If there’s a particular action that needs streaming and you can break it
out of rails then it is possible to write Mongrel handler that streams
fairly quickly. In fact Mongrel does this when sending a file.

Another option, is if you can pack up what Rails is supposed to send in
a streaming fashion, then you can write a simple Mongrel handler that
does the heavy lifting of streaming it out to the user.

Otherwise, having Rails do the actual streaming will stop the other
clients since while Rails is streaming you’ll be locked.

Go ahead and give the $20 to a charity. :slight_smile:


Zed A. Shaw

http://mongrel.rubyforge.org/
http://www.lingr.com/room/3yXhqKbfPy8 – Come get help.

On 8/31/06, Miguel El Feo [email protected] wrote:

The saga continues - I refuse to give up. I’ve determined that its not a
server issue at this point, I’ve used lighttpd, apache with fcgid, mongrel
and no luck still. Me and a coworker are working on a workaround for this
since output streaming seems like a pipe dream at this point. In the
meantime it would be nice to get the specs of a system setup that is known
to work with streaming so I can implement it and see if I have better
results. In the meanwhile I have a $20 prize over at Guruza
HugeDomains.com
to anyone who can help answer this question.

Miguel,

I’m using lighttpd with fastcgi and it streams just fine. With my
example if I use curl to query my action URL, I can see the output
after each our.flush invocation.


Kent

On 8/31/06, Zed S. [email protected] wrote:

anyone who can help answer this question.
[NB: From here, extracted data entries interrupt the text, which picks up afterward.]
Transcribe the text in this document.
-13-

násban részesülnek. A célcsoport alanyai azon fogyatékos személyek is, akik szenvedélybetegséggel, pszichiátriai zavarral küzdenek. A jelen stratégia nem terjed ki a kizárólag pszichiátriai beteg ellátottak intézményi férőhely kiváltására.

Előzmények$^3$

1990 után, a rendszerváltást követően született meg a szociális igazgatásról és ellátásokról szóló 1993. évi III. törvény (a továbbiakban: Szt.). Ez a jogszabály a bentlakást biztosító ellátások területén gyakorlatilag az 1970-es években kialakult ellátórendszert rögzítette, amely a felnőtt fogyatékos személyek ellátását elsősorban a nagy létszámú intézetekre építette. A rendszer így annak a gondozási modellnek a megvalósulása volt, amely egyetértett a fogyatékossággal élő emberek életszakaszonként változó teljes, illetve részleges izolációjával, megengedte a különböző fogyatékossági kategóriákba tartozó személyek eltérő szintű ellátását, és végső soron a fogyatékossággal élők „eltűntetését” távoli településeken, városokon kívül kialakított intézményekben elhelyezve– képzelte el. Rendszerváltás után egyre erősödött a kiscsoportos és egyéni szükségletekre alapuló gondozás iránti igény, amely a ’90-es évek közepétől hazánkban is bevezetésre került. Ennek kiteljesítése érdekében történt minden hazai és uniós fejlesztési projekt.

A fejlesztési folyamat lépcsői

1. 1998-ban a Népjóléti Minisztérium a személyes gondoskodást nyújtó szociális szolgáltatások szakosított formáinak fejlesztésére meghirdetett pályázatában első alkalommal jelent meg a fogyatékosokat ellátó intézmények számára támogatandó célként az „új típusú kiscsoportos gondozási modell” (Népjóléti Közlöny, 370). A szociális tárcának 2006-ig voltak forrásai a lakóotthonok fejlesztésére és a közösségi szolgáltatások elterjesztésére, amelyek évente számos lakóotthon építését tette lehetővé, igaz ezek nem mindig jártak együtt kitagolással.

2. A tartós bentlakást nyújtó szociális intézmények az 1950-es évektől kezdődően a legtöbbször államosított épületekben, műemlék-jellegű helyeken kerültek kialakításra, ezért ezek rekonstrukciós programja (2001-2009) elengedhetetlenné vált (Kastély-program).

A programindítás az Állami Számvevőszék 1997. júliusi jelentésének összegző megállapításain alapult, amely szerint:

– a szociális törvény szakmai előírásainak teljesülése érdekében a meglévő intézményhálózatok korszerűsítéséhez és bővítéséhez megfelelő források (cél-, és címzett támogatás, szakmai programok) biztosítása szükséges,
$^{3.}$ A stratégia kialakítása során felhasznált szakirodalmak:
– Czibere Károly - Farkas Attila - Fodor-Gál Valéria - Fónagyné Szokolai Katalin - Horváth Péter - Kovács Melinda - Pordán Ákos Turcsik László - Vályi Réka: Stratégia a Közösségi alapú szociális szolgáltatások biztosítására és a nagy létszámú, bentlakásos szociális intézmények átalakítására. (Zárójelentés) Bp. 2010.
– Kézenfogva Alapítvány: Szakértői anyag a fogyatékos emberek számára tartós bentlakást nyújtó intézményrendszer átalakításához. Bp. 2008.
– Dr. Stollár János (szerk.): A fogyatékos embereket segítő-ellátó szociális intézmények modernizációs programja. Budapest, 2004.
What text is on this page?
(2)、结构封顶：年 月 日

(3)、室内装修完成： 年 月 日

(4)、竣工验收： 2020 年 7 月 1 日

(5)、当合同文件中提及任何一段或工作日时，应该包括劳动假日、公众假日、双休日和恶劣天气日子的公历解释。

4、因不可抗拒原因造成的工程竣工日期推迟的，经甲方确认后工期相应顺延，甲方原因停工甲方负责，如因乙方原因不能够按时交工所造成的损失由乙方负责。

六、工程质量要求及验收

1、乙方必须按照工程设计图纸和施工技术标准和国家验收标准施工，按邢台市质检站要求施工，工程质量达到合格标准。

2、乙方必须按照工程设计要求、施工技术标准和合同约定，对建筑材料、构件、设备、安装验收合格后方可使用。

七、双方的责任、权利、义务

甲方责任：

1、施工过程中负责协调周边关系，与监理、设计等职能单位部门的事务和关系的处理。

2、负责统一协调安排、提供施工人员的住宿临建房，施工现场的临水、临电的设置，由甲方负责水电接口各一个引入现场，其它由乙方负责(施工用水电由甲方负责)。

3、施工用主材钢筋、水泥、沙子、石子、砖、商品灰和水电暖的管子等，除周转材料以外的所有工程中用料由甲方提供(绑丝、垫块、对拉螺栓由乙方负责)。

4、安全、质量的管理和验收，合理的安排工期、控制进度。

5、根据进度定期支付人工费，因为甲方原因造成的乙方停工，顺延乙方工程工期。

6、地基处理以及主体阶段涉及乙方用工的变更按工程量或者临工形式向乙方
Oh, I missed this, sorry but you can’t stream from rails in Mongrel at
the least, probably in none of them. Mostly because Rails does some
buffering and Mongrel does some buffering and Rails likes to change its
mind mid-stream.

Rails calls output.write on the IO the dispatcher hands it; Mongrel
hands
Rails a StringIO. The only exception I recall is that send_file used to
call
output.syswrite, if available, to bypass Ruby buffered IO.

jeremy

On 8/31/06, Jeremy K. [email protected] wrote:

Rails calls output.write on the IO the dispatcher hands it; Mongrel hands
Rails a StringIO. The only exception I recall is that send_file used to call
output.syswrite, if available, to bypass Ruby buffered IO.

jeremy

No, send_file uses output.write method. If Rails is deployed in the
fastcgi environment, your output object is FCGI::Stream which doesn’t
provide sysread/syswrite methods. All buffering in this case is
provided by fastcgi library and ‘flush’ method is supported.